During the two years following IOC, extensive testing should allow the addition of Cat I GLS in locations where WAAS horizontal and vertical approach accuracy equals that of ILS. But full-time, Conus-wide WAAS Cat I GLS availability is not expected before the 2009 to 2015 timeframe, although most of the LAAS Cat I and some of the LAAS Cat II and III installations are forecast to be available well before then.
However, due to various technical factors, the WAAS vertical accuracy at certain locations may not always meet the GLS and ILS vertical alarm limits (VALs) of ±12.5 meters, but could be within a ±20-meter VAL. But WAAS is expected to provide fairly consistent ±40-meter horizontal accuracy, which means that the earlier approach obstacle clearance surfaces can now be confined to a much narrower, and parallel-sided, lateral inbound “corridor,” which can in turn reduce the number of critical obstacles on the approach path, resulting in decision heights down to around 250 ft vs the typical 200 ft for ILS/GLS. (The corridor is parallel because unlike ILS, the WAAS lateral accuracy would not worsen with distance from the threshold.) ICAO has approved this “near-Cat I” concept, which is now designated as an approach with vertical guidance Type 2 (APV-2), and it, along with APV-1, went into ICAO’s Annex 10 in November.

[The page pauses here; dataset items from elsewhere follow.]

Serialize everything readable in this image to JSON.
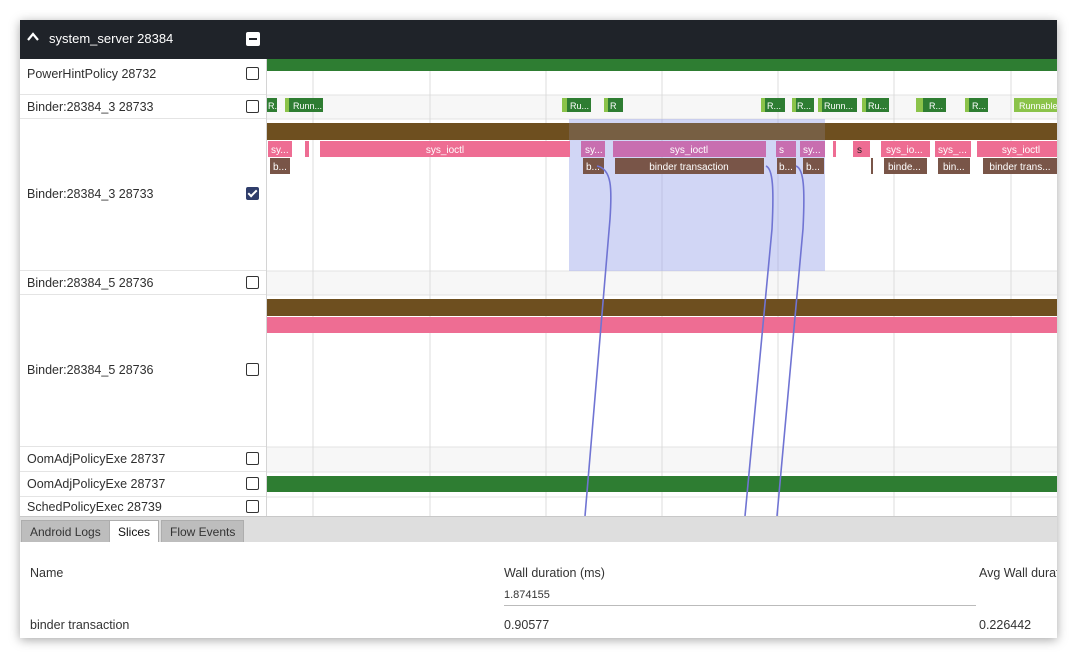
{
  "process": {
    "title": "system_server 28384"
  },
  "threads": [
    {
      "name": "PowerHintPolicy 28732",
      "checked": false
    },
    {
      "name": "Binder:28384_3 28733",
      "checked": false
    },
    {
      "name": "Binder:28384_3 28733",
      "checked": true
    },
    {
      "name": "Binder:28384_5 28736",
      "checked": false
    },
    {
      "name": "Binder:28384_5 28736",
      "checked": false
    },
    {
      "name": "OomAdjPolicyExe 28737",
      "checked": false
    },
    {
      "name": "OomAdjPolicyExe 28737",
      "checked": false
    },
    {
      "name": "SchedPolicyExec 28739",
      "checked": false
    }
  ],
  "track_labels": {
    "state_r_short": "R...",
    "state_ru": "Ru...",
    "state_r": "R",
    "state_runn": "Runn...",
    "state_runnable": "Runnable",
    "sys_ioctl": "sys_ioctl",
    "sys_ioctl_short": "sy...",
    "sys_io_short": "sys_io...",
    "sys_short": "sys_...",
    "sys_s": "s",
    "binder_transaction": "binder transaction",
    "binder_b": "b...",
    "binder_short": "binde...",
    "binder_bin": "bin...",
    "binder_trans": "binder trans..."
  },
  "colors": {
    "header_bg": "#1f2329",
    "running_green": "#2e7d32",
    "runnable_green": "#8bc34a",
    "binder_brown": "#795548",
    "sys_pink": "#ee6d93",
    "selection": "#9aa5e8",
    "flow_line": "#7074d3"
  },
  "tabs": [
    {
      "label": "Android Logs",
      "active": false
    },
    {
      "label": "Slices",
      "active": true
    },
    {
      "label": "Flow Events",
      "active": false
    }
  ],
  "table": {
    "headers": {
      "name": "Name",
      "wall": "Wall duration (ms)",
      "avg": "Avg Wall durat"
    },
    "total_wall": "1.874155",
    "rows": [
      {
        "name": "binder transaction",
        "wall": "0.90577",
        "avg": "0.226442"
      }
    ]
  }
}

Unlike APV-2, which will be based on WAAS, APV-1 will remain a non-WAAS GPS procedure using current receivers with RAIM (receiver autonomous integrity monitoring). Consequently, the former Lnav/Vnav criteria will apply, with the basic GPS-only obstacle clearance “containment” limit extending to 556 meters either side of the centerline and vertical guidance provided by a baro altimeter, typically accurate to 50 ft.
But having set out the criteria for the two new APVs, FAA approach procedure specialists then noted that there was a fairly wide performance gap between them, and this has now given birth to APV-1.5. This WAAS-based approach will combine baro vertical guidance with the much narrower horizontal limits provided by WAAS, and give an intermediate, but basically better controlled and safer, general aviation approach. Detailed analyses presented at the SOIT meeting indicated that useful cumulative benefits in ceiling and visibility limits became available in the progressive steps of APV-1, APV-1.5, APV-2 and GLS.

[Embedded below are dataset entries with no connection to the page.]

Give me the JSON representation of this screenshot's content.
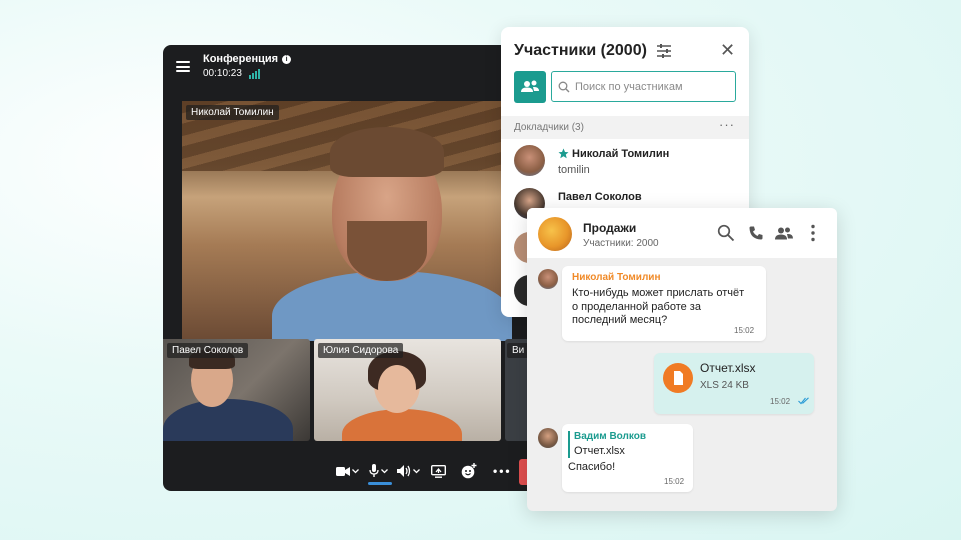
{
  "conference": {
    "title": "Конференция",
    "timer": "00:10:23",
    "main_speaker": "Николай Томилин",
    "thumbnails": [
      {
        "name": "Павел Соколов"
      },
      {
        "name": "Юлия Сидорова"
      },
      {
        "name": "Ви"
      }
    ],
    "icons": [
      "menu-icon",
      "info-icon",
      "signal-icon",
      "camera-icon",
      "microphone-icon",
      "speaker-icon",
      "screen-share-icon",
      "emoji-icon",
      "more-icon"
    ]
  },
  "participants": {
    "title": "Участники (2000)",
    "search_placeholder": "Поиск по участникам",
    "section_label": "Докладчики (3)",
    "more": "···",
    "list": [
      {
        "name": "Николай Томилин",
        "login": "tomilin",
        "starred": true
      },
      {
        "name": "Павел Соколов",
        "login": ""
      }
    ]
  },
  "chat": {
    "title": "Продажи",
    "subtitle": "Участники: 2000",
    "messages": [
      {
        "author": "Николай Томилин",
        "author_color": "#f08a28",
        "text_lines": [
          "Кто-нибудь может прислать отчёт",
          "о проделанной работе за",
          "последний месяц?"
        ],
        "time": "15:02"
      },
      {
        "file_name": "Отчет.xlsx",
        "file_meta": "XLS 24 KB",
        "time": "15:02",
        "outgoing": true
      },
      {
        "author": "Вадим Волков",
        "author_color": "#1b9b8f",
        "quote": "Отчет.xlsx",
        "text": "Спасибо!",
        "time": "15:02"
      }
    ]
  },
  "colors": {
    "accent": "#1b9b8f",
    "end_call": "#e04f4f",
    "file_orange": "#f07b24"
  }
}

So when can we expect to start flying APV-1.5 and APV-2? That’s the $4,000 question, to use a number sometimes mentioned as the rough price of a plain vanilla general aviation WAAS receiver. It’s a rough estimate, because avionics manufacturers seem a little shy about what such a unit is likely to cost. As well, a full blown, FMS-compatible unit is expected to cost more, and a Cat I box would be more expensive again. But their availability date looks like 2005, or maybe even later.

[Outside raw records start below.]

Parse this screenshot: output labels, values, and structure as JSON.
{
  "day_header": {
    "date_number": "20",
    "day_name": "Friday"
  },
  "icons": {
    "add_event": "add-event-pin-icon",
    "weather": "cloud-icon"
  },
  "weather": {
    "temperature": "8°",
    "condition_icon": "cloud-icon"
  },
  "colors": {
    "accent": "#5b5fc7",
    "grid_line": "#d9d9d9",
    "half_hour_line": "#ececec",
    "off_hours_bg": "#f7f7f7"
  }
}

Finally, how long will ILS remain with us? That, too, is an interesting question. Originally, ILS was scheduled to be completely superseded by WAAS/SBAS and LAAS/GBAS both here and overseas by around 2012. But recent revelations about GPS vulnerability to various forms of interference, and the associated need for backups, has caused some observers to suggest that ILS could continue operating in North America until at least 2015 or later.
This would allow the incorporation of signals from Europe’s GPS-like Galileo satnav system, which would significantly improve GPS integrity and robustness. ILS termination in 2015 would also provide a more than adequate overlap period for holdout operators to install equipment and train their pilots, and to accommodate program slippage.
Some experts also believe ILS could remain in operation overseas until 2025 or longer, depending on the worldwide availability of WAAS equivalents such as Europe’s EGNOS and Japan’s MSAS.